ДОБАВЛЕНИЕ ВАЛАРА: КАК МЫ ШЛИ В ОБЩЕЖИТИЕ. Покуда ждали добровольцы Эондила с Нобушкой (что заняло довольно долгое время), крутили они раздолбанный аннатаров магнитофон, который изрыгал из себя валлийскую музыку во множестве. И слушал их некий господин Абдуллаев, сильно пьяный, и был растроган этой музыкой, ибо ее заунывные песнопения живо напомнили ему напевы далекой родины. И танцевал он с людьми и нелюдями, встав в круг, и, умилившись, пригласил их к себе домой на три дня и сулил множество денег, три комнаты, много кускуса с барашками, плова и рахат-лукума, если подарят они ему эту дивную кассету с валлийскими песнями. И дал великую клятву господин Абдуллаев, что придет на праздник, дабы снова узреть столь изысканное общество. Но тверды были люди и нелюди и за кассету свою горой стояли. И сберегли достояние наше и под громкое пение в час ночи с торжеством прошествовали по улицам города Тихвина и достигли общежития. Вот так оно и случилось.

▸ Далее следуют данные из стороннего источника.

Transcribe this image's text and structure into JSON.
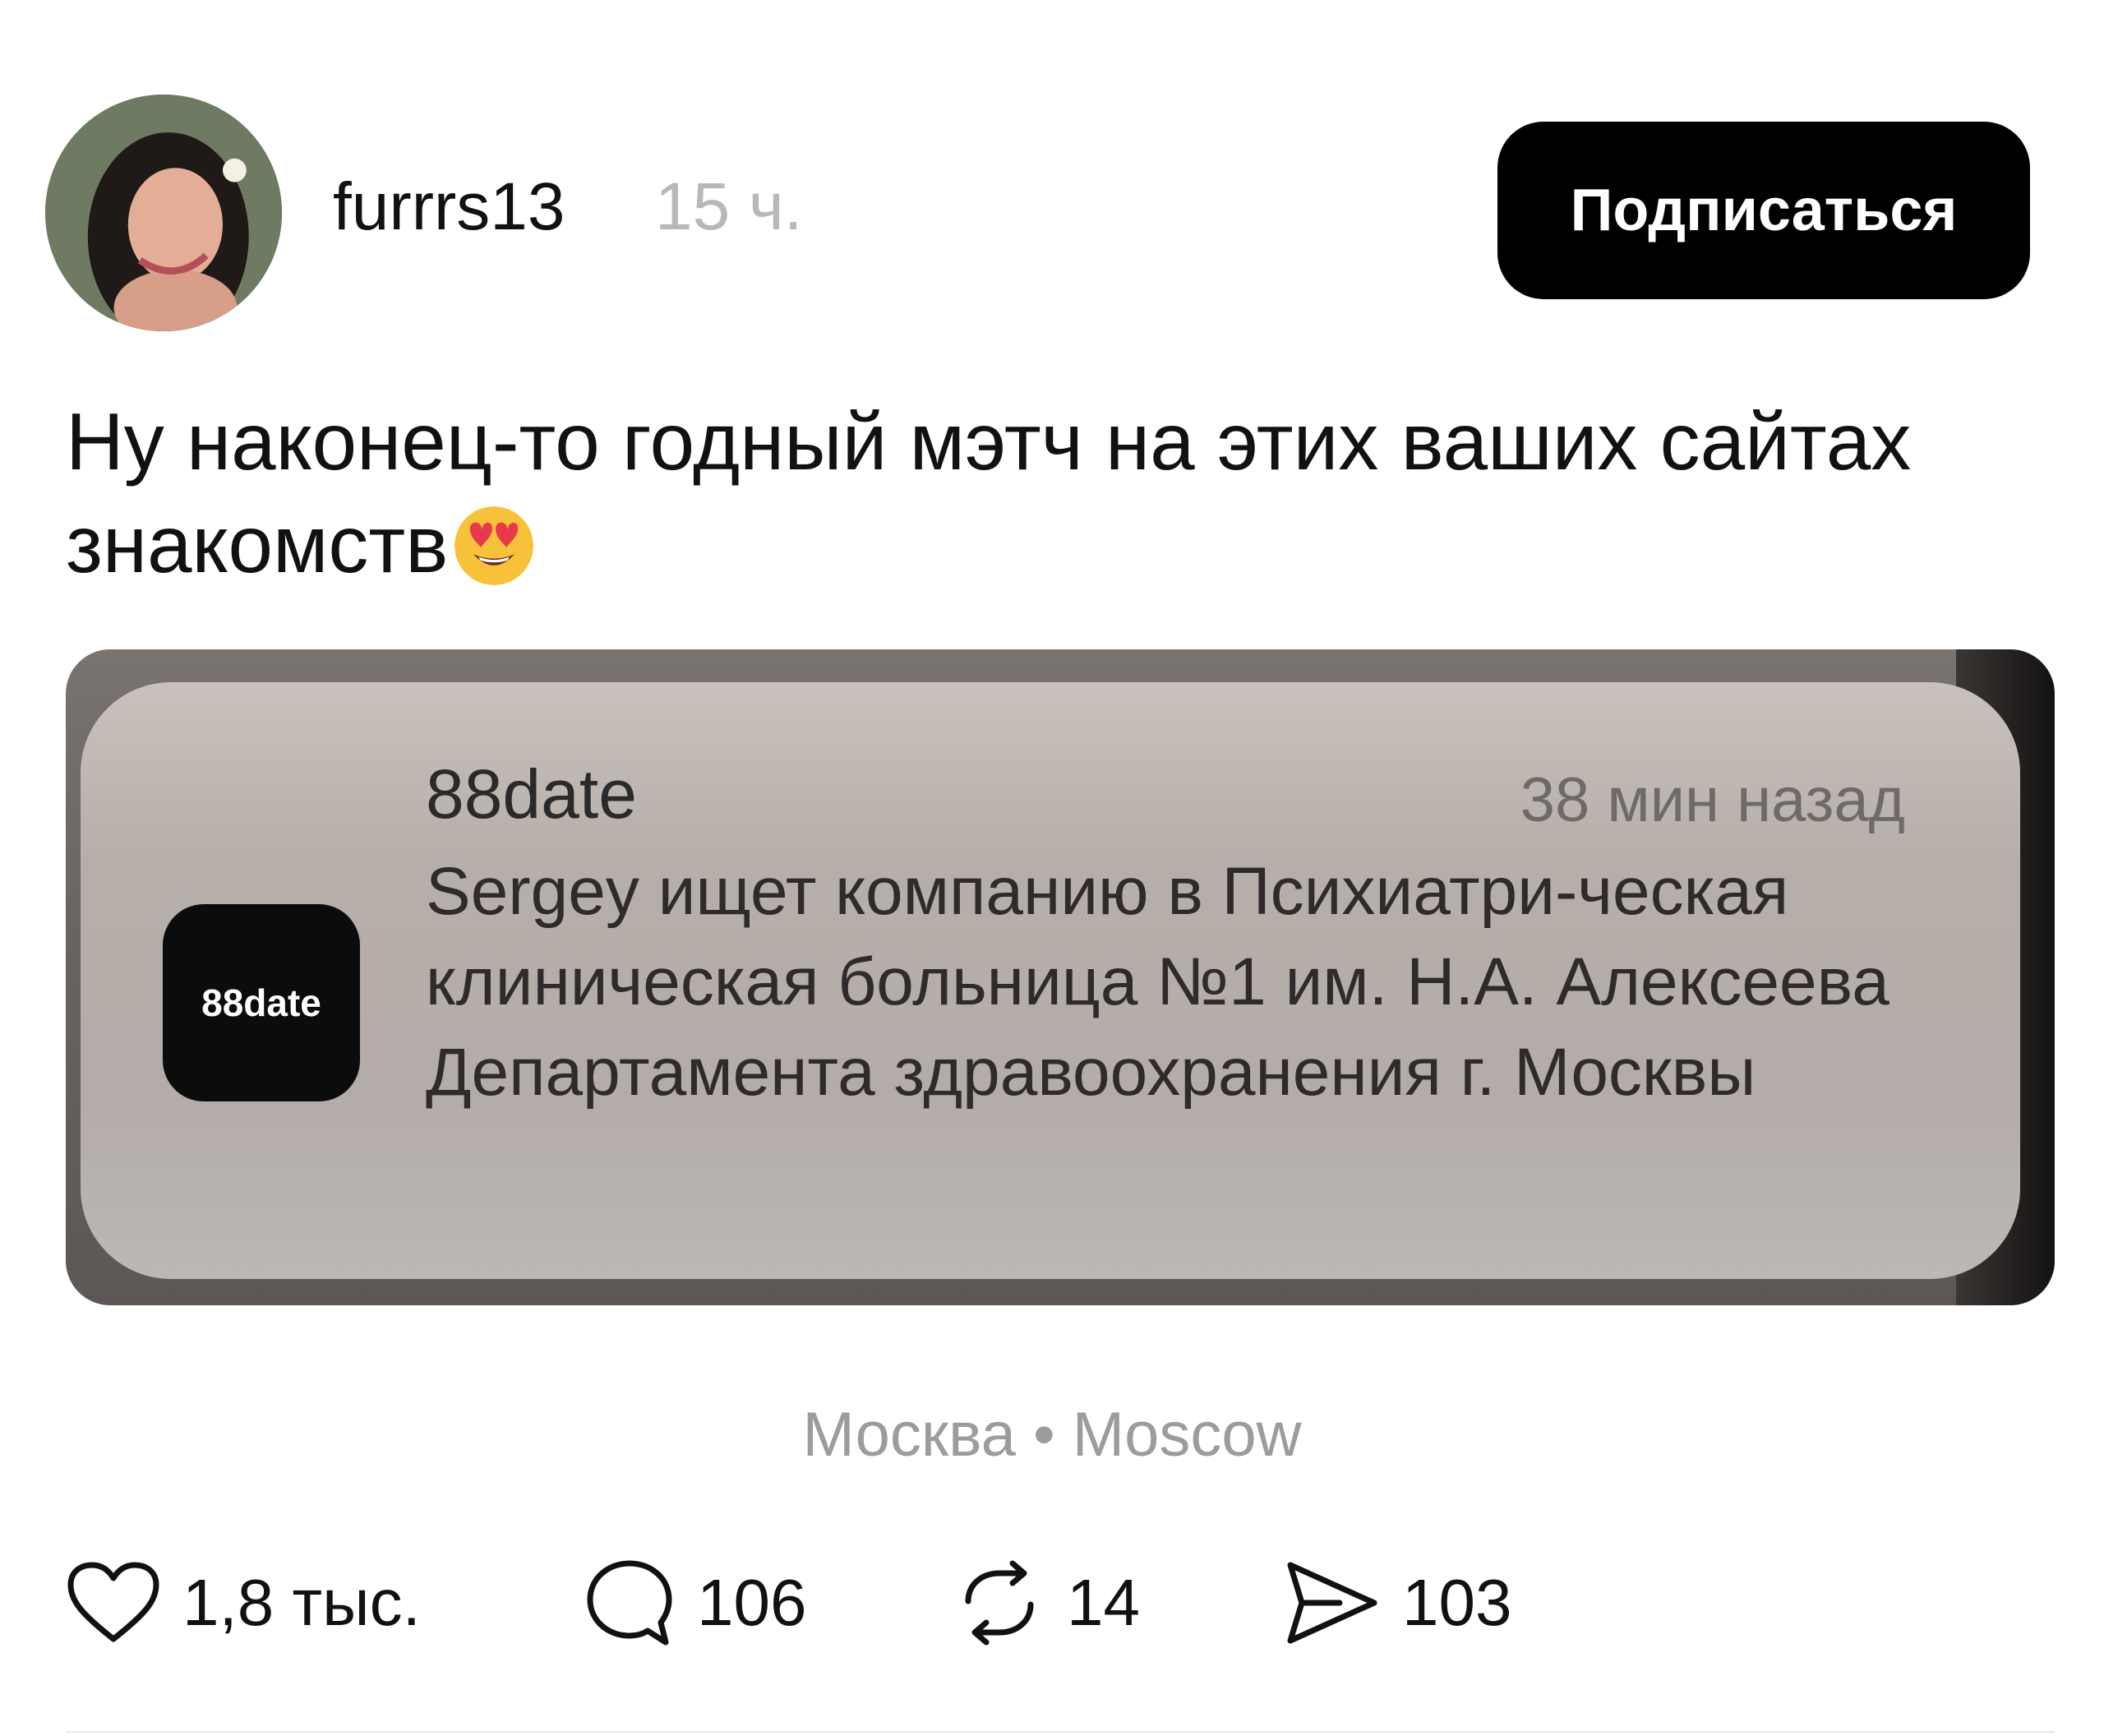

Естественное наше любопытство по части программы заставляло задавать все новые и новые вопросы Веронике. Особенно интересовало нас, какие великие менестрели прибыли на состязание и что за славные песни предстоит нам услышать. И вообще, какая программа намечается?
Вероника успокаивающе сказала, что все в порядке. "Завтра ваши рыцари - ха-ха - пойдут на тренировку, а все остальные - осматривать город и монастырь", высказалась она наконец.
В общежитии, кроме нас, жили на других этажах несколько цивилов. Нам выдали белье, подушки и одеяла, мы перебазировались со всем этим богатством на пятый этаж, причем многие вынули спальники и, презирая удобства и растленную роскошь, улеглись на полу.